That was enough for Chris McCarron, who was as good as anybody who ever tied himself on one of these runaway causes. Like Sam Snead, he modeled his swing after an older brother and, like Snead, he got better at it than that brother. McCarron, Chris, fit his style to the horse rather than vice versa.
You measure a rider not only by how many races he wins, but what kind. Some riders get horses to run the same way thunderstorms do--out of sheer terror. Others coax performance out of them. Anyone can ride Man o' War. Warra Nymph is another matter.
McCarron was as at home on horseback as Geronimo. He was only 18 years old when he won his first race, and he went on to win a staggering 546 races his first year in the saddle, a record.
But, in the pecking order of racing, young riders--even precocious ones--have to wait their turn at the classic horses. Chris won races--he led the country in 1974, '75 and '80. He won money--he led in earnings in 1980, '81 and '84.
But in the Kentucky Derby, he got on 40- and 50-to-1 shots like Esop's Foibles and Cojak. When he finally got on a middling good horse--Desert Wine in 1983, Bold Arrangement in 1986--he finished second. He rode John Henry in his Horse of the Year campaign in '84 but disclaims credit. "Easiest horse to ride I was ever on--all you had to do was not fall off. He was like a smart old fighter, an Archie Moore who knew what to do to win and did it."
But what sets Chris McCarron apart is an extraordinary ability to look a fact, even an unpleasant one, in the face.
Usually, when a rider comes back after a disappointing race, he is able to find someone or something to blame--the horse didn't care for the track, the horse didn't run his race, the horse was bothered by the crowd, the horse next to him, the start, his post position, sun spots. "He didn't fire up, when I asked him to run, he didn't have it," is a favorite. English translation: the horse let you down.
When Chris McCarron lost the Belmont on Alysheba last June, the letdown had to be cosmic. It would have made him instant history. Only 11 horses have won the Triple Crown and only 10 riders. Great jockeys have never won it--Bill Shoemaker, Laverne Fator, Lafit Pincay, Angel Cordero, Sonny Workman.
All he had to do was beat a field he had beaten twice--at Kentucky and at Maryland.
He ran a shocking 14 lengths behind a horse he led home twice. He finished a puffy fourth in a nine-horse field. He took a lot of money with him. He went off at 4-5. The winner paid 8-1.

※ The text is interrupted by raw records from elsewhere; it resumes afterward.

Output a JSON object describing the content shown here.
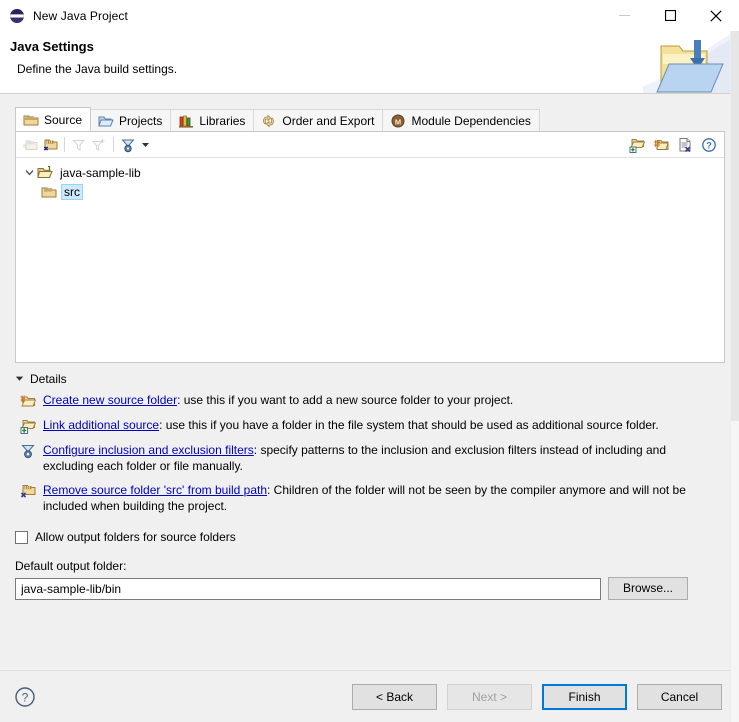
{
  "window": {
    "title": "New Java Project",
    "icon": "eclipse-icon",
    "controls": {
      "minimize": "minimize-icon",
      "maximize": "maximize-icon",
      "close": "close-icon"
    }
  },
  "header": {
    "title": "Java Settings",
    "subtitle": "Define the Java build settings.",
    "banner_icon": "folder-banner-icon"
  },
  "tabs": [
    {
      "label": "Source",
      "icon": "source-folder-icon",
      "active": true
    },
    {
      "label": "Projects",
      "icon": "projects-folder-icon",
      "active": false
    },
    {
      "label": "Libraries",
      "icon": "libraries-books-icon",
      "active": false
    },
    {
      "label": "Order and Export",
      "icon": "order-export-icon",
      "active": false
    },
    {
      "label": "Module Dependencies",
      "icon": "module-dependencies-icon",
      "active": false
    }
  ],
  "tree_toolbar": {
    "buttons": [
      {
        "name": "add-source-folder-icon",
        "enabled": false
      },
      {
        "name": "remove-source-folder-icon",
        "enabled": true
      },
      {
        "name": "filter-icon",
        "enabled": false
      },
      {
        "name": "add-filter-icon",
        "enabled": false
      },
      {
        "name": "configure-filters-icon",
        "enabled": true
      },
      {
        "name": "toolbar-dropdown-arrow-icon",
        "enabled": true
      }
    ],
    "right_buttons": [
      {
        "name": "add-folder-icon"
      },
      {
        "name": "link-source-icon"
      },
      {
        "name": "remove-entry-icon"
      },
      {
        "name": "help-icon"
      }
    ]
  },
  "tree": {
    "root": {
      "label": "java-sample-lib",
      "icon": "project-folder-icon",
      "expanded": true,
      "twisty": "chevron-down-icon"
    },
    "children": [
      {
        "label": "src",
        "icon": "source-folder-icon",
        "selected": true
      }
    ]
  },
  "details": {
    "section_label": "Details",
    "expander": "triangle-down-icon",
    "items": [
      {
        "icon": "create-source-folder-icon",
        "link": "Create new source folder",
        "text": ": use this if you want to add a new source folder to your project."
      },
      {
        "icon": "link-additional-source-icon",
        "link": "Link additional source",
        "text": ": use this if you have a folder in the file system that should be used as additional source folder."
      },
      {
        "icon": "configure-filters-icon",
        "link": "Configure inclusion and exclusion filters",
        "text": ": specify patterns to the inclusion and exclusion filters instead of including and excluding each folder or file manually."
      },
      {
        "icon": "remove-source-folder-icon",
        "link": "Remove source folder 'src' from build path",
        "text": ": Children of the folder will not be seen by the compiler anymore and will not be included when building the project."
      }
    ]
  },
  "options": {
    "allow_output_folders_label": "Allow output folders for source folders",
    "allow_output_folders_checked": false,
    "default_output_folder_label": "Default output folder:",
    "default_output_folder_value": "java-sample-lib/bin",
    "browse_label": "Browse..."
  },
  "footer": {
    "help_icon": "help-circle-icon",
    "buttons": [
      {
        "label": "< Back",
        "state": "enabled"
      },
      {
        "label": "Next >",
        "state": "disabled"
      },
      {
        "label": "Finish",
        "state": "default"
      },
      {
        "label": "Cancel",
        "state": "enabled"
      }
    ]
  },
  "colors": {
    "dialog_bg": "#f0f0f0",
    "panel_bg": "#ffffff",
    "link": "#0000c0",
    "selection": "#cde8ff",
    "default_button_border": "#0078d7"
  }
}
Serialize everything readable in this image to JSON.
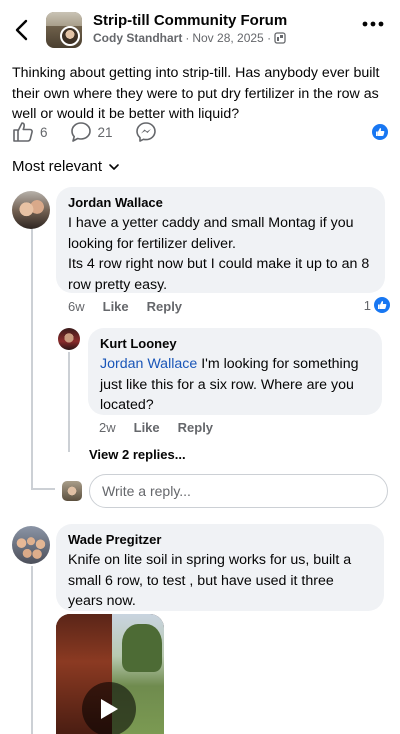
{
  "header": {
    "group_title": "Strip-till Community Forum",
    "author": "Cody Standhart",
    "separator": "·",
    "date": "Nov 28, 2025 ·",
    "icons": [
      "back-arrow-icon",
      "group-icon",
      "more-icon"
    ]
  },
  "post": {
    "text": "Thinking about getting into strip-till. Has anybody ever built their own where they were to put dry fertilizer in the row as well or would it be better with liquid?",
    "like_count": "6",
    "comment_count": "21"
  },
  "sort": {
    "label": "Most relevant"
  },
  "comments": [
    {
      "name": "Jordan Wallace",
      "text_lines": [
        "I have a yetter caddy and small Montag if you looking for fertilizer deliver.",
        "Its 4 row right now but I could make it up to an 8 row pretty easy."
      ],
      "time": "6w",
      "like_label": "Like",
      "reply_label": "Reply",
      "reaction_count": "1"
    },
    {
      "name": "Kurt Looney",
      "mention": "Jordan Wallace",
      "text": " I'm looking for something just like this for a six row. Where are you located?",
      "time": "2w",
      "like_label": "Like",
      "reply_label": "Reply"
    },
    {
      "name": "Wade Pregitzer",
      "text": "Knife on lite soil in spring works for us,   built a small 6 row, to test , but have used it three years now."
    }
  ],
  "view_replies": "View 2 replies...",
  "reply_input": {
    "placeholder": "Write a reply..."
  },
  "colors": {
    "accent": "#1877f2",
    "mention": "#1a56b8",
    "bubble": "#f0f2f5",
    "muted": "#65676b"
  }
}
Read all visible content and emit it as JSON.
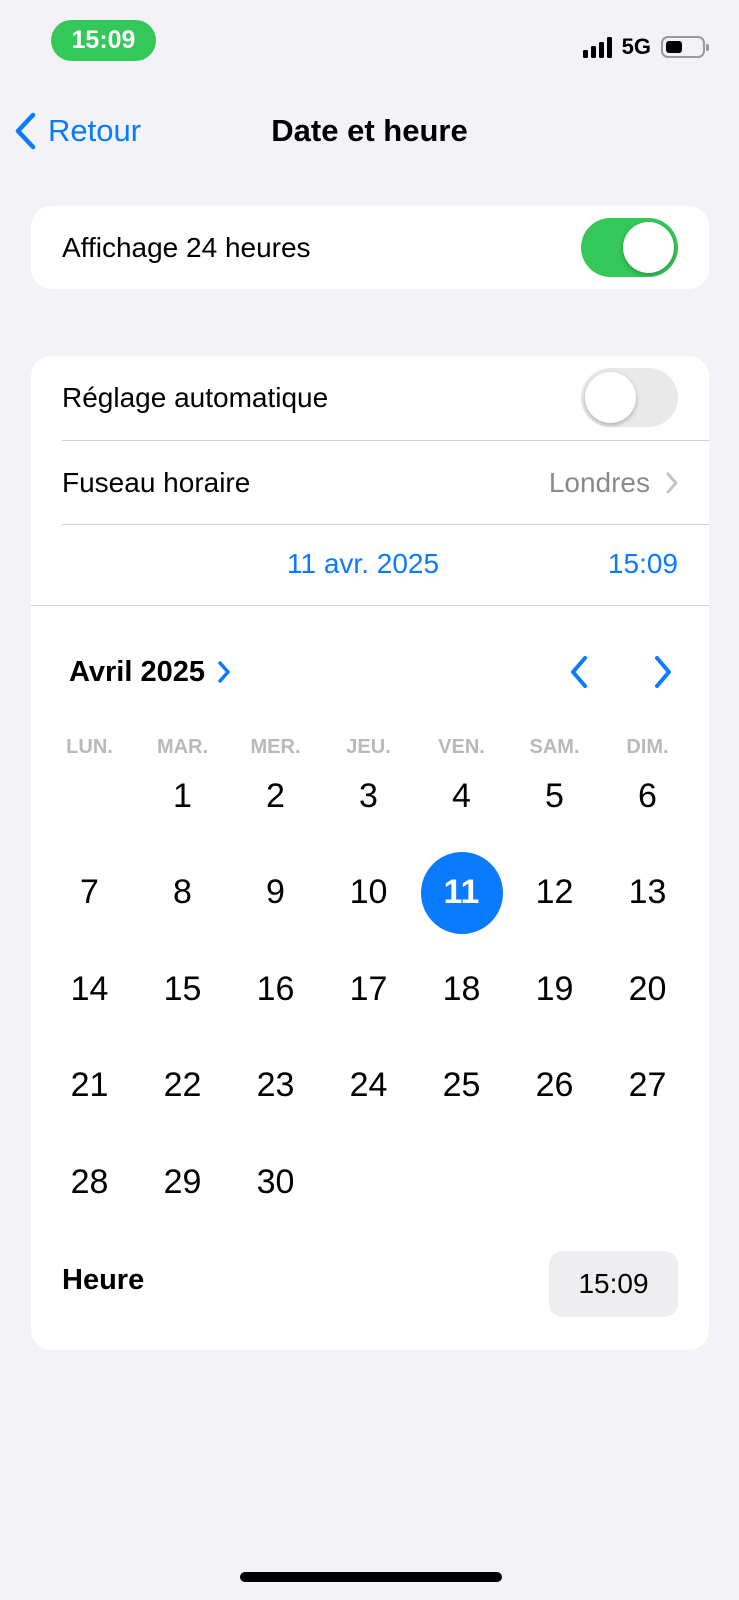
{
  "status_bar": {
    "time": "15:09",
    "network": "5G",
    "signal_bars": 4,
    "battery_level": 0.46
  },
  "nav": {
    "back_label": "Retour",
    "title": "Date et heure",
    "back_icon": "chevron-left-icon"
  },
  "settings": {
    "h24_label": "Affichage 24 heures",
    "h24_on": true,
    "auto_label": "Réglage automatique",
    "auto_on": false,
    "timezone_label": "Fuseau horaire",
    "timezone_value": "Londres"
  },
  "selected_datetime": {
    "date": "11 avr. 2025",
    "time": "15:09"
  },
  "calendar": {
    "month_label": "Avril 2025",
    "weekdays": [
      "LUN.",
      "MAR.",
      "MER.",
      "JEU.",
      "VEN.",
      "SAM.",
      "DIM."
    ],
    "first_weekday_offset": 1,
    "days": [
      "1",
      "2",
      "3",
      "4",
      "5",
      "6",
      "7",
      "8",
      "9",
      "10",
      "11",
      "12",
      "13",
      "14",
      "15",
      "16",
      "17",
      "18",
      "19",
      "20",
      "21",
      "22",
      "23",
      "24",
      "25",
      "26",
      "27",
      "28",
      "29",
      "30"
    ],
    "selected_day": "11"
  },
  "time_row": {
    "label": "Heure",
    "value": "15:09"
  },
  "colors": {
    "accent": "#0a7aff",
    "toggle_on": "#34c759",
    "background": "#f2f2f7",
    "secondary_text": "#8a8a8e"
  }
}
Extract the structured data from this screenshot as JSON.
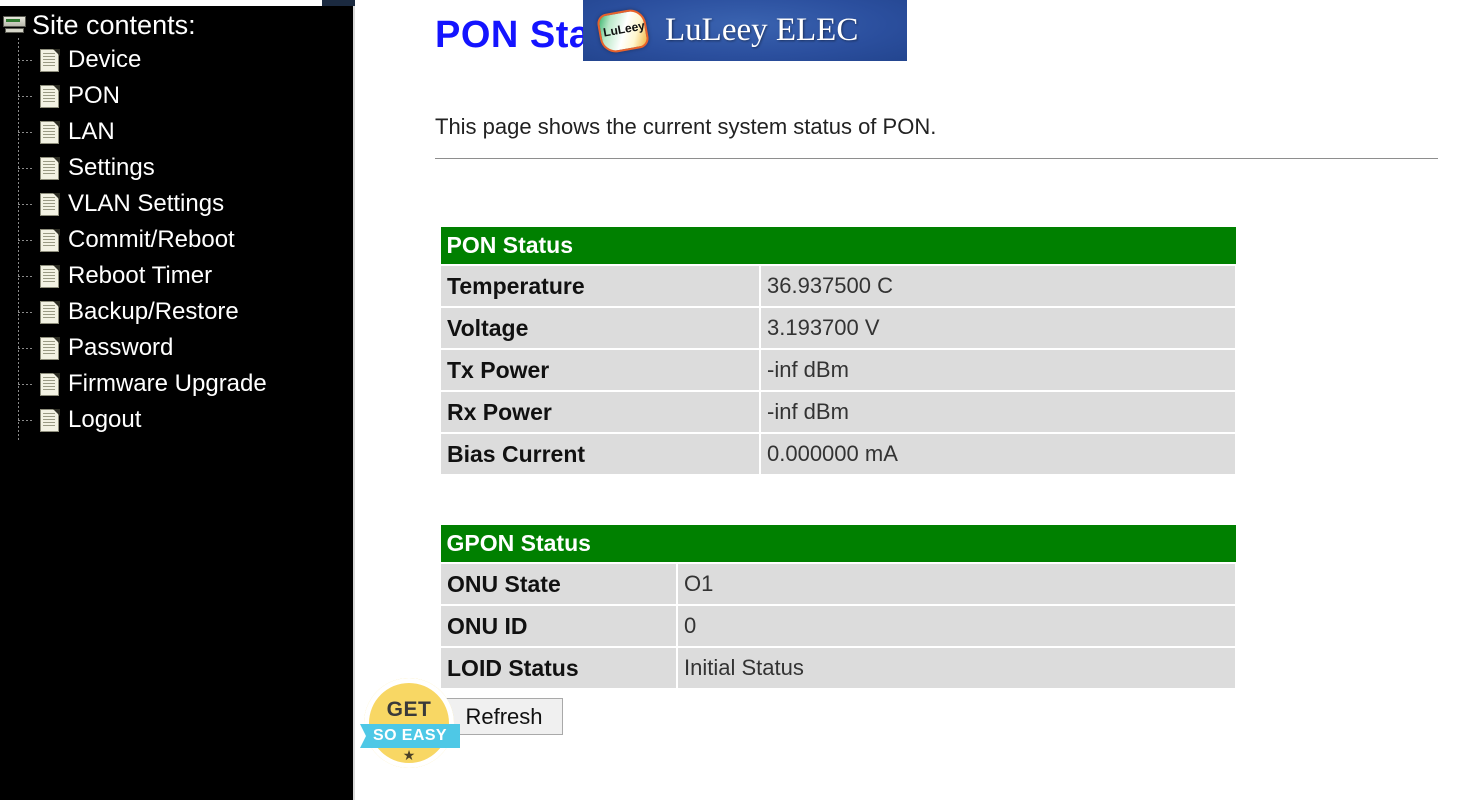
{
  "sidebar": {
    "root_label": "Site contents:",
    "root_icon": "monitor-icon",
    "item_icon": "document-icon",
    "items": [
      {
        "label": "Device"
      },
      {
        "label": "PON"
      },
      {
        "label": "LAN"
      },
      {
        "label": "Settings"
      },
      {
        "label": "VLAN Settings"
      },
      {
        "label": "Commit/Reboot"
      },
      {
        "label": "Reboot Timer"
      },
      {
        "label": "Backup/Restore"
      },
      {
        "label": "Password"
      },
      {
        "label": "Firmware Upgrade"
      },
      {
        "label": "Logout"
      }
    ]
  },
  "main": {
    "title": "PON Status",
    "description": "This page shows the current system status of PON.",
    "refresh_label": "Refresh"
  },
  "pon_status": {
    "header": "PON Status",
    "rows": [
      {
        "key": "Temperature",
        "value": "36.937500 C"
      },
      {
        "key": "Voltage",
        "value": "3.193700 V"
      },
      {
        "key": "Tx Power",
        "value": "-inf dBm"
      },
      {
        "key": "Rx Power",
        "value": "-inf dBm"
      },
      {
        "key": "Bias Current",
        "value": "0.000000 mA"
      }
    ]
  },
  "gpon_status": {
    "header": "GPON Status",
    "rows": [
      {
        "key": "ONU State",
        "value": "O1"
      },
      {
        "key": "ONU ID",
        "value": "0"
      },
      {
        "key": "LOID Status",
        "value": "Initial Status"
      }
    ]
  },
  "watermarks": {
    "banner": {
      "logo_text": "LuLeey",
      "text": "LuLeey ELEC"
    },
    "badge": {
      "top_text": "GET",
      "ribbon_text": "SO EASY",
      "star_glyph": "★"
    }
  },
  "colors": {
    "table_header_green": "#008000",
    "table_cell_gray": "#dcdcdc",
    "title_blue": "#1414ff",
    "sidebar_black": "#000000",
    "badge_yellow": "#f8d764",
    "ribbon_cyan": "#4ec8e6",
    "banner_blue": "#2b4f9e"
  }
}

If ever there was a motive to go find someone to blame, Chris McCarron had it.
He found someone to blame--Chris McCarron.
"I blew it. I called a bad game out there, you might say. I used bad judgment, I tried to spot the horse at the quarter-pole between Gone West and Cryptoclearance and I stopped him pretty good. Regardless, I rode him poorly. The fact is, I didn't ride a smart race, I didn't let him run. The first time I tried to ease him off the pace, he spit out the bit and I had difficulty getting control.
"You know how a John Elway can have a great career and then in one Super Bowl game, he throws interceptions? That's what I did. I don't use the word 'choke' because that's not what it is. You just make mistakes and get thrown out of your rhythm and can't get it back."